Some crypto algorithms are associated to the wireless function,
while others are more generic.

It is very difficult to know how to split the scope of an API.
With the proposed scheme, if a wireless LTE device implements ZUC algorithm,
we will have to support it in a cryptodev PMD while having a bbdev PMD
for other wireless functions.
Thoughts?

> The initial release of the bbdev includes CRC attachment, Turbo Coding and 
> Rate (De)Matching supported in software.
> 
> A device reports its capabilities when registering itself in the bbdev framework. 
> With the aid of this capabilities mechanism, an application can query devices to 
> discover which operations within the LTE physical layer they are capable of 
> performing.
> 
> Turbo code software library can be added as a virtual device to simulate the 
> functionality being performed by the HW in case it is not existent or in case 
> the application needs to use the two flavors to suit different types of 
> workloads, for example: short payloads to use software Turbo and the HW for 
> larger payloads. This software library is not part of DPDK mainstream, but it 
> can be downloaded from an external link and linked to DPDK at compile time.
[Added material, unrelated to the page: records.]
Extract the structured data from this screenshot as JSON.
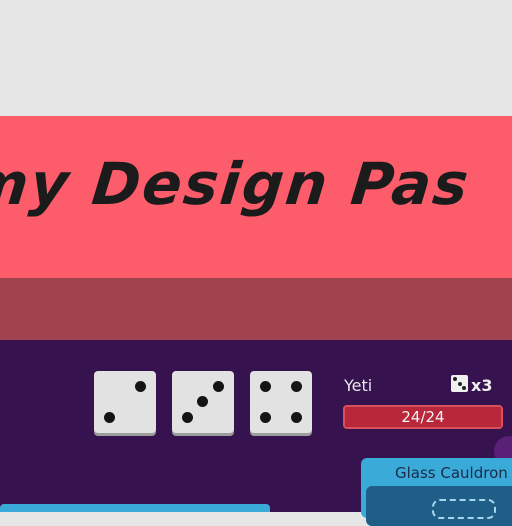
{
  "banner": {
    "title": "my Design Pas"
  },
  "dice": [
    {
      "value": 2
    },
    {
      "value": 3
    },
    {
      "value": 4
    }
  ],
  "enemy": {
    "name": "Yeti",
    "dice_count": "x3",
    "hp_current": 24,
    "hp_max": 24,
    "hp_text": "24/24"
  },
  "item": {
    "title": "Glass Cauldron"
  },
  "colors": {
    "banner": "#fd5d6b",
    "background": "#36124f",
    "hp_fill": "#b9273a",
    "panel": "#3aaad9"
  }
}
Do you mean that you do not plan to integrate the SW fallback for
the turbo coding feature?
Even if it is packaged separately, it could be integrated with bbdev API.

[...]
> The application can query how many bbdevs were discovered by the EAL through 
> rte_bbdev_count() and then knows the range of valid device IDs that can be used 
> for further device interaction.

You must have an iterator macro to be able to manage id range with holes.
I see it is already implemented as RTE_BBDEV_FOREACH.

[...]
> rte_bbdev_enqueue_ops(dev_id, queue_id, **ops, num_ops)
> rte_bbdev_dequeue_ops(dev_id, queue_id, **ops, num_ops)
[...]
> 
> **ops is an array of pointers to struct rte_bbdev_op structures which contain 
> all the details needed by the device to perform a single operation. 
> As the bbdev interface supports different operation types (although individual 
> devices may only support a subset of these), it contains a type field, and a 
> union of parameters for each operation type.
> 
> struct rte_bbdev_op {
> 	enum rte_bbdev_op_type type;
> 	union {
> 		void *generic;
> 		struct rte_bbdev_op_turbo_dec *turbo_dec;
> 		struct rte_bbdev_op_turbo_enc *turbo_enc;
> 	};
> };

I do not understand this part.
It seems you want only two generic function to perform processing.
I do not see the benefit.
It is usually easier to have one function per type of processing.

I will continue the review with the code itself.